Peters surmised that firms racing to commercialize these digital impressions are not thinking through the potential legal and ethical hazards of the technology.
He made this known in an interview with The Verge, where he reiterated his company (Getty Images) stance against the sale of AI content.
Getty Images had last month banned the sale of Artificial Intelligence (AI) content at the announcement of a new partnership between the company and Israeli firm Bria that seeks to offer AI-powered image editing tools.
The company’s stance on AI-generated content is a departure from that of its rival Shutterstock, who we reported announced today it will begin the integration of AI art generator DALL-E directly into its site’s offerings.
“I don’t think those questions have been answered.”
“We took a step around AI-generated imagery to protect our customers,” Peters told The Verge.
“There’s a lot of questions out there right now — about who owns the copyright to that material, about the rights that were leveraged to create that material — and we don’t want to put our customers into that legal risk area […] There have been assertions that copyright is owned by x, y, z, by certain platforms, but I don’t think those questions have been answered.”
Peters added: “I think we’re watching some organizations and individuals and companies being reckless […] I think the fact that these questions are not being addressed is the issue here. In some case, they’re just being thrown to the wayside. I think that’s dangerous. I don’t think it’s responsible. I think it could be illegal.”
A large fraction of AI art generators were trained from data taken from the web, and this included l copyrighted imagery like stock photography, owned by Getty Images’.
There have been divergent views on the commercialization of AI contents, with some experts opining that the creation of these systems is ethical and covered by the US fair use doctrine, while some are of the opinion that there could be future legal challenges as the law catches up with this new technology.
Craig Peters affirmed that despite being against its commercialization, Getty Images ain’t ignoring the creative potential of AI, stressing that the company’s partnership with Bria will allow it to offer customer “ethical” AI tools.
The partnership with Bria will in the short term place it’s focus on image editing rather than generation.
The web page of Bria actually advertised how the company’s tech can automate simple tasks like object removal or make more intrusive edits, like changing the race, gender, and appearance of models in stock photographs.

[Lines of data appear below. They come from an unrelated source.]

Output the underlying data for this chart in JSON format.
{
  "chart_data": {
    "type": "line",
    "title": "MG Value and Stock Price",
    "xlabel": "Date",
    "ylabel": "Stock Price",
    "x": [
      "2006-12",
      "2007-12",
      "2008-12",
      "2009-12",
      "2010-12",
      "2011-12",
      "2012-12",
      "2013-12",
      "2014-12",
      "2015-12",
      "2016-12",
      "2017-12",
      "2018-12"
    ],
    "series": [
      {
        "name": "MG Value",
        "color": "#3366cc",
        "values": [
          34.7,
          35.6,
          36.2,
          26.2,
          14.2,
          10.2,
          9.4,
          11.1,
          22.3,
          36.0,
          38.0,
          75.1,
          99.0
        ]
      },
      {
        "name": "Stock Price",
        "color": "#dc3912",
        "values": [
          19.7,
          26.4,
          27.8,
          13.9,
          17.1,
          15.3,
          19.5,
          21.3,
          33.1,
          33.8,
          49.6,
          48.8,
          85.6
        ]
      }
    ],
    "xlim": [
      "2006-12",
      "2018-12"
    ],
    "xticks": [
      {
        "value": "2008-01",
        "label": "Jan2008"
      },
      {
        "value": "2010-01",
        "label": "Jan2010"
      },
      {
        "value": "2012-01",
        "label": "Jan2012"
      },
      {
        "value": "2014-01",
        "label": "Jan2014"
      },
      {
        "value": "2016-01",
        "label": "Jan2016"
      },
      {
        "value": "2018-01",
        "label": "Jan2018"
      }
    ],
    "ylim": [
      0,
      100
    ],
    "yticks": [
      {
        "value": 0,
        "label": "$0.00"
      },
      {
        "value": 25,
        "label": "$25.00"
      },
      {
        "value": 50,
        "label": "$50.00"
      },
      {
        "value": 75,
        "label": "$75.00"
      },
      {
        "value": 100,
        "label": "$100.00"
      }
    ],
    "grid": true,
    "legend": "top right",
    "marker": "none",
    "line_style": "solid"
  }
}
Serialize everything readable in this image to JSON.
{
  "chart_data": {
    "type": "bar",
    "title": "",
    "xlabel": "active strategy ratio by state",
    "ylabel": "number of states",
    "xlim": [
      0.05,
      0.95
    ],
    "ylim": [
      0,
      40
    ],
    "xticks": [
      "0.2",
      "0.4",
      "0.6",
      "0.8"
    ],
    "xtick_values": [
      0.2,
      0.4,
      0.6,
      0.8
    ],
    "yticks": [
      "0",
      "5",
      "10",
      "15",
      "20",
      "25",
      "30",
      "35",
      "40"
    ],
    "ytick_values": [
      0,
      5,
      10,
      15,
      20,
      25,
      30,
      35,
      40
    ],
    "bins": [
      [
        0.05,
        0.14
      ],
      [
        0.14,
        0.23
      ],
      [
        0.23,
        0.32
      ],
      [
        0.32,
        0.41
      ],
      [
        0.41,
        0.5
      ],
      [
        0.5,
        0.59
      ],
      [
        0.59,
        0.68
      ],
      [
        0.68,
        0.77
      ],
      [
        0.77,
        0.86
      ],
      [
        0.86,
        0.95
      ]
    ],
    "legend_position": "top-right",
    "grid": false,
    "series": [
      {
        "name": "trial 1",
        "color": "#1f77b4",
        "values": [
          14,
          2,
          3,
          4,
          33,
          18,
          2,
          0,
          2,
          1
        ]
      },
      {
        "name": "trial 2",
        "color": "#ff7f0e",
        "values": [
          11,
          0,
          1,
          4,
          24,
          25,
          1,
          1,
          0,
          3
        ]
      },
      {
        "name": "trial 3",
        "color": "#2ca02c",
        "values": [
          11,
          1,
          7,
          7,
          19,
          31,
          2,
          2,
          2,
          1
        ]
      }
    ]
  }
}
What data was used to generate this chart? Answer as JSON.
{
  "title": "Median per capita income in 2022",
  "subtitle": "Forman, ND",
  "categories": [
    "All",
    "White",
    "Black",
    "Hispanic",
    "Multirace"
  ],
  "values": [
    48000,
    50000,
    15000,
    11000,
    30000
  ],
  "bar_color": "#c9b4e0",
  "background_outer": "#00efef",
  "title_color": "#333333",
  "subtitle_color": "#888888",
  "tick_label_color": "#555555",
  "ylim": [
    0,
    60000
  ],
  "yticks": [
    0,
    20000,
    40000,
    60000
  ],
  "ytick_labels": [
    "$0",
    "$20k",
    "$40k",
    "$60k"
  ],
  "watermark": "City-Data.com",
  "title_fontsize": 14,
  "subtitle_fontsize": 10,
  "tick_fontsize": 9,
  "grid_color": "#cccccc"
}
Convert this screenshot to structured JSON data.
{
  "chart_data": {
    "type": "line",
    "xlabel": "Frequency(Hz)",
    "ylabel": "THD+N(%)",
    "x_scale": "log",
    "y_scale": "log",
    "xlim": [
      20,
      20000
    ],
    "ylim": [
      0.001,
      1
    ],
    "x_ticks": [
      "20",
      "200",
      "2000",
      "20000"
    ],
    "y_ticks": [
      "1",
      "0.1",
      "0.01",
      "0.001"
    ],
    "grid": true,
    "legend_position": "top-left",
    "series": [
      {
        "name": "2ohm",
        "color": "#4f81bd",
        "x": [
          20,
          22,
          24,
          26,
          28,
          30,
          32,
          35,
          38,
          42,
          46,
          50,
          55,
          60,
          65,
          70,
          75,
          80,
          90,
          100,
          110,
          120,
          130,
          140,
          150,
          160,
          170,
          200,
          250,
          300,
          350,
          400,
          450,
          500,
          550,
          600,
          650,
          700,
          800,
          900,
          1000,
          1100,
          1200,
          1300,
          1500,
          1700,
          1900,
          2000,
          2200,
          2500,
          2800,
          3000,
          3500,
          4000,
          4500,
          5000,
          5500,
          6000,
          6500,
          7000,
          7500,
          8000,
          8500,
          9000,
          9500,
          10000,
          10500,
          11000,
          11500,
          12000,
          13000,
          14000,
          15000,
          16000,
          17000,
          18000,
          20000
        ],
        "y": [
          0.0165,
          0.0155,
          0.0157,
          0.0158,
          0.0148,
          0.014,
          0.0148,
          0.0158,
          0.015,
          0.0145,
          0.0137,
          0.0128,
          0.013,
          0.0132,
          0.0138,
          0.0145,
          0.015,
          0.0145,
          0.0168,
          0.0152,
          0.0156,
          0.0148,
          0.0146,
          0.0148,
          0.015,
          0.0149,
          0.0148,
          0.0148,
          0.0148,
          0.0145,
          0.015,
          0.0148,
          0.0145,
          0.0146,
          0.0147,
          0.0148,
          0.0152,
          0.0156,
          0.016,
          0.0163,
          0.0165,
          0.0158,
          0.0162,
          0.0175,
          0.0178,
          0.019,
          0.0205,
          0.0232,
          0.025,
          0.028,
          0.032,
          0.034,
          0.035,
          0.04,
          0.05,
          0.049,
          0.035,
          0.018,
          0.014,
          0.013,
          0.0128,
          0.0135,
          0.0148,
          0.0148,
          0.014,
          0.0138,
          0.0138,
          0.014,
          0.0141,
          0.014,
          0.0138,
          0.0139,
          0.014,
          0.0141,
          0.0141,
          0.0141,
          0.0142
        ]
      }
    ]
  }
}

The copy on the Bria’s website reads:
“Create visuals that resonate with every audience by adjusting facial expressions to change people’s sentiment and recasting new presenters”.
“Instantly tailor your visuals to different target demographics and A/B test variations to see which best deliver your business goals.”
Images can be edited through the use of Bria’s AI tools, and this included changing the race and facial expressions of models in stock photographs.
Peters when quizzed on if AI-generated content was a threat to Getty Images’ business, the CEO insisted it is not.
While giving an example of how the rise of ubiquitous cameras in smartphones is proof that expertise, rather than volume, is the defining factor for selling content, he said:
“[The smartphone] didn’t threaten our business because at the core of our business, is providing imagery that actually changes a person’s interest level — that grabs our attention,” said Peters. “There’s a level of expertise that goes into the imagery we create that goes beyond a level of, just, ‘gimme a picture.”